As of tidy3d 2.4 there is an alternative way to export a simulation with the mode source added through the sim_with_source() method, which creates a simulation in the mode solver, using the same inputs as to_source() above, with the created mode source, as done below. There are also sim_with_monitor() and sim_with_mode_solver_monitor() methods that return simulations with the corresponding objects added.

Let's first examine the in-plane fields recorded by the frequency monitor. We can already see how the source emits all of its power in the desired direction and waveguide mode.

Mode monitors¶

Mode monitors allow us to decompose the frequency-domain fields recorded in a simulation into the propagating modes of a waveguide. Specifically, we can write the modes of the waveguide at angular frequency $\omega$ that are propagating in the forward direction, i.e. in the positive x direction in the example above, as

$$ \mathbf{E}_p^f(\omega, x) = \mathbf{E}_p^f(\omega) e^{i k_p x}, \quad \quad \mathbf{H}_p^f(\omega, x) = \mathbf{H}_p^f(\omega) e^{i k_p x}, $$

where $p$ is a discrete mode index, $k_p = n_p \omega/c$ is the wave-vector, $n_p$ is the effective index of the $p$-th mode, and superscript $f$ specifies forward propagation. The fields in the backward direction can be obtained via reflection symmetry. In the axes of the simulation we have $k_p \rightarrow -k_p$ and $\mathbf{E}_{p}^b(\omega) = (-E_{p,x}^{f}, E_{p,y}^{f}, E_{p,z}^{f})$, $\mathbf{H}_{p}^b(\omega) = (H_{p,x}^{f}, -H_{p,y}^{f}, -H_{p,z}^{f})$ for backward modes.

The fields stored in a monitor can then be decomposed on the basis of these waveguide modes. Following 1, 2, we can define an inner product between fields in the 2D plane as

$$ (\mathbf{u}_1, \mathbf{u}_2) = \frac{1}{4} \int_A \left(\mathbf{E}_1^* \times \mathbf{H}_2 + \mathbf{E}_2 \times \mathbf{H}_1^* \right) \cdot \mathrm{d}\mathbf{A}, $$

where $\mathbf{u} = (\mathbf{E}, \mathbf{H})$ combines both electromagnetic fields, the integration is over the plane area $A$, and $\mathrm{d}\mathbf{A}$ is the surface normal. From this definition it is clear that $(\mathbf{u}_p, \mathbf{u}_p)$ is just the flux carried by a mode $\mathbf{u}_p$, which is positive for forward-propagating modes and negative for backward-propagating ones. Note that the modes coming from the mode solver are normalized to unit directed flux, such that $(\mathbf{u}_p, \mathbf{u}_p) = \pm 1$. The mode monitor amplitudes are defined by the complex coefficient

$$ c_p = \frac{(\mathbf{u}_p, \mathbf{u}_s)}{(\mathbf{u}_p, \mathbf{u}_p)} $$

which is the power amplitude of field $\mathbf{u}_s$ carried by mode $p$, while the power carried by that mode is given by $|c_p|^2$.
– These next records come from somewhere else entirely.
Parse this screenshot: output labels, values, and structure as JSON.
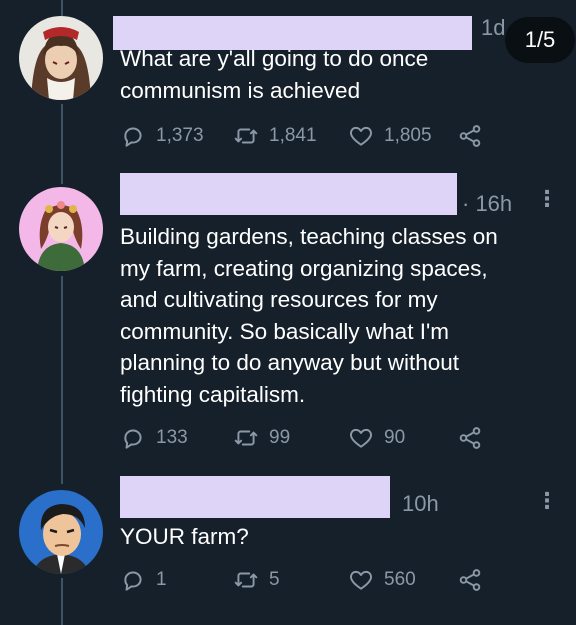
{
  "page_indicator": "1/5",
  "tweets": [
    {
      "time": "1d",
      "text": "What are y'all going to do once\ncommunism is achieved",
      "replies": "1,373",
      "retweets": "1,841",
      "likes": "1,805"
    },
    {
      "time": "· 16h",
      "text": "Building gardens, teaching classes on\nmy farm,  creating organizing spaces,\nand cultivating resources for my\ncommunity. So basically what I'm\nplanning to do anyway but without\nfighting capitalism.",
      "replies": "133",
      "retweets": "99",
      "likes": "90"
    },
    {
      "time": "10h",
      "text": "YOUR farm?",
      "replies": "1",
      "retweets": "5",
      "likes": "560"
    }
  ],
  "icons": {
    "reply": "reply-icon",
    "retweet": "retweet-icon",
    "like": "heart-icon",
    "share": "share-icon",
    "more": "more-icon"
  },
  "colors": {
    "background": "#15202b",
    "text": "#ffffff",
    "muted": "#8b98a5",
    "thread_line": "#3d5466",
    "redaction": "#ddd4f8"
  }
}
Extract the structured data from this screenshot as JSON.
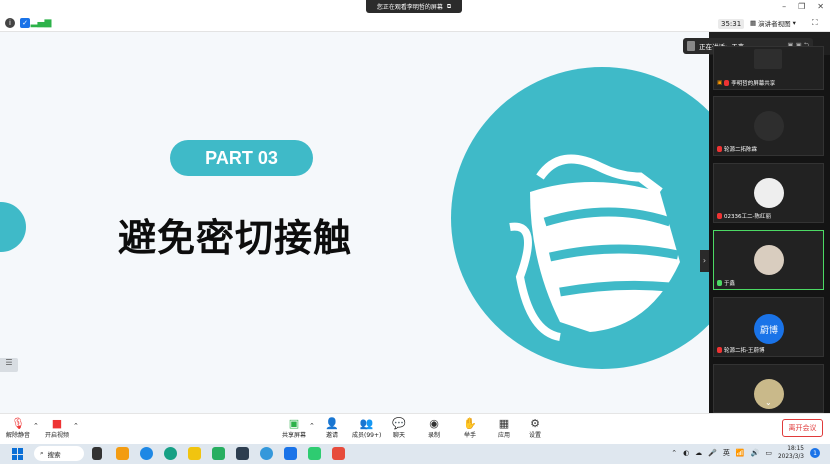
{
  "banner": {
    "text": "您正在观看李明哲的屏幕",
    "icon": "window-icon"
  },
  "topbar": {
    "timer": "35:31",
    "view_label": "演讲者视图"
  },
  "slide": {
    "part": "PART 03",
    "title": "避免密切接触"
  },
  "speaker": {
    "label": "正在讲话:",
    "name": "于鑫"
  },
  "gallery": [
    {
      "name": "李明哲的屏幕共享",
      "type": "share"
    },
    {
      "name": "轮源二拓陈霖",
      "type": "dark"
    },
    {
      "name": "02336工二-陈红丽",
      "type": "photo"
    },
    {
      "name": "于鑫",
      "type": "face",
      "speaking": true
    },
    {
      "name": "轮源二拓-王蔚博",
      "type": "initial",
      "initial": "蔚博"
    },
    {
      "name": "",
      "type": "photo"
    }
  ],
  "toolbar": {
    "mute": "解除静音",
    "video": "开启视频",
    "share": "共享屏幕",
    "invite": "邀请",
    "members": "成员(99+)",
    "chat": "聊天",
    "record": "录制",
    "raise": "举手",
    "apps": "应用",
    "settings": "设置",
    "leave": "离开会议"
  },
  "taskbar": {
    "search": "搜索",
    "ime": "英",
    "time": "18:15",
    "date": "2023/3/3",
    "notifications": "1"
  },
  "colors": {
    "accent": "#3fbac8",
    "leave": "#e03b3b",
    "speaking": "#4cd964"
  }
}
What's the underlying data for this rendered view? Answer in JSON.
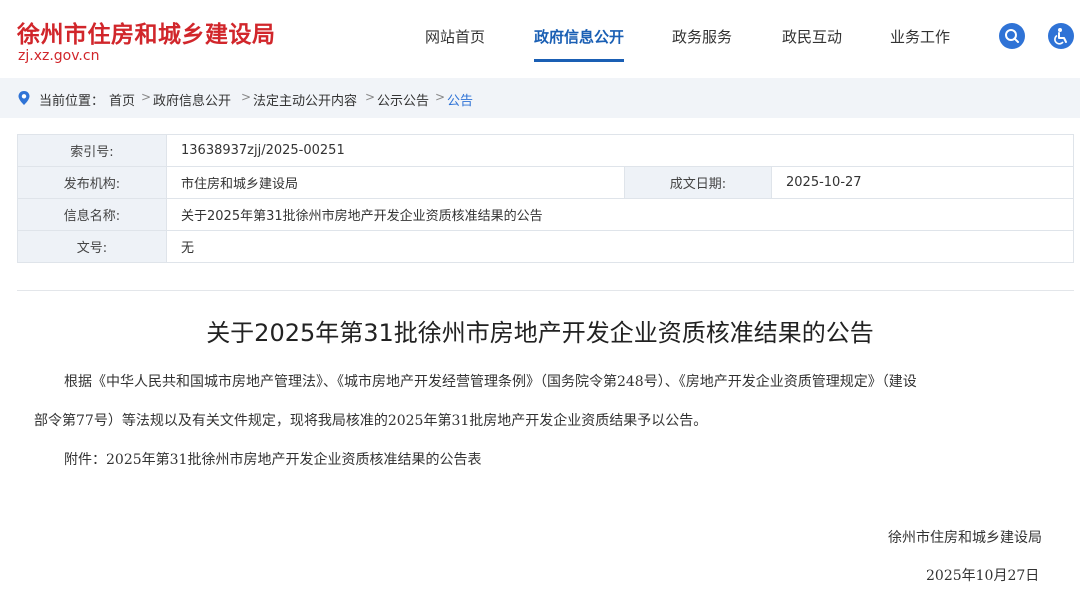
{
  "header": {
    "site_title": "徐州市住房和城乡建设局",
    "site_url": "zj.xz.gov.cn",
    "nav": [
      "网站首页",
      "政府信息公开",
      "政务服务",
      "政民互动",
      "业务工作"
    ],
    "nav_active": "政府信息公开",
    "icons": [
      "search-icon",
      "accessibility-icon"
    ],
    "accent_color": "#2f73d6",
    "brand_color": "#d1262b"
  },
  "breadcrumb": {
    "prefix": "当前位置：",
    "items": [
      "首页",
      "政府信息公开",
      "法定主动公开内容",
      "公示公告",
      "公告"
    ]
  },
  "info": {
    "index_label": "索引号:",
    "index_value": "13638937zjj/2025-00251",
    "org_label": "发布机构:",
    "org_value": "市住房和城乡建设局",
    "date_label": "成文日期:",
    "date_value": "2025-10-27",
    "name_label": "信息名称:",
    "name_value": "关于2025年第31批徐州市房地产开发企业资质核准结果的公告",
    "doc_label": "文号:",
    "doc_value": "无"
  },
  "article": {
    "title": "关于2025年第31批徐州市房地产开发企业资质核准结果的公告",
    "para1_line1": "根据《中华人民共和国城市房地产管理法》、《城市房地产开发经营管理条例》（国务院令第248号）、《房地产开发企业资质管理规定》（建设",
    "para1_line2": "部令第77号）等法规以及有关文件规定，现将我局核准的2025年第31批房地产开发企业资质结果予以公告。",
    "attachment": "附件：2025年第31批徐州市房地产开发企业资质核准结果的公告表",
    "signature": "徐州市住房和城乡建设局",
    "sign_date": "2025年10月27日"
  }
}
We can have a look at the monitor modes, but as expected they should be identical to the source modes. As previously, the unphysical mode that does not decay to zero at the plane boundary triggers a warning.

We note that in Tidy3D, the fields recorded by frequency monitors (and thus also mode monitors) are automatically normalized by the power amplitude spectrum of the source (for multiple sources, the user can select which source to use for the normalization). Furthermore, mode sources are normalized to inject exactly 1W of power at the central frequency.

We can also use the mode amplitudes recorded in the mode monitor to reveal the decomposition of the radiated power into forward- and backward-propagating modes, respectively. As we would expect, all of the power is injected into the fundamental waveguide mode, in the forward direction. More precisely, this is true up to some numerical error that decreases with increasing simulation resolution.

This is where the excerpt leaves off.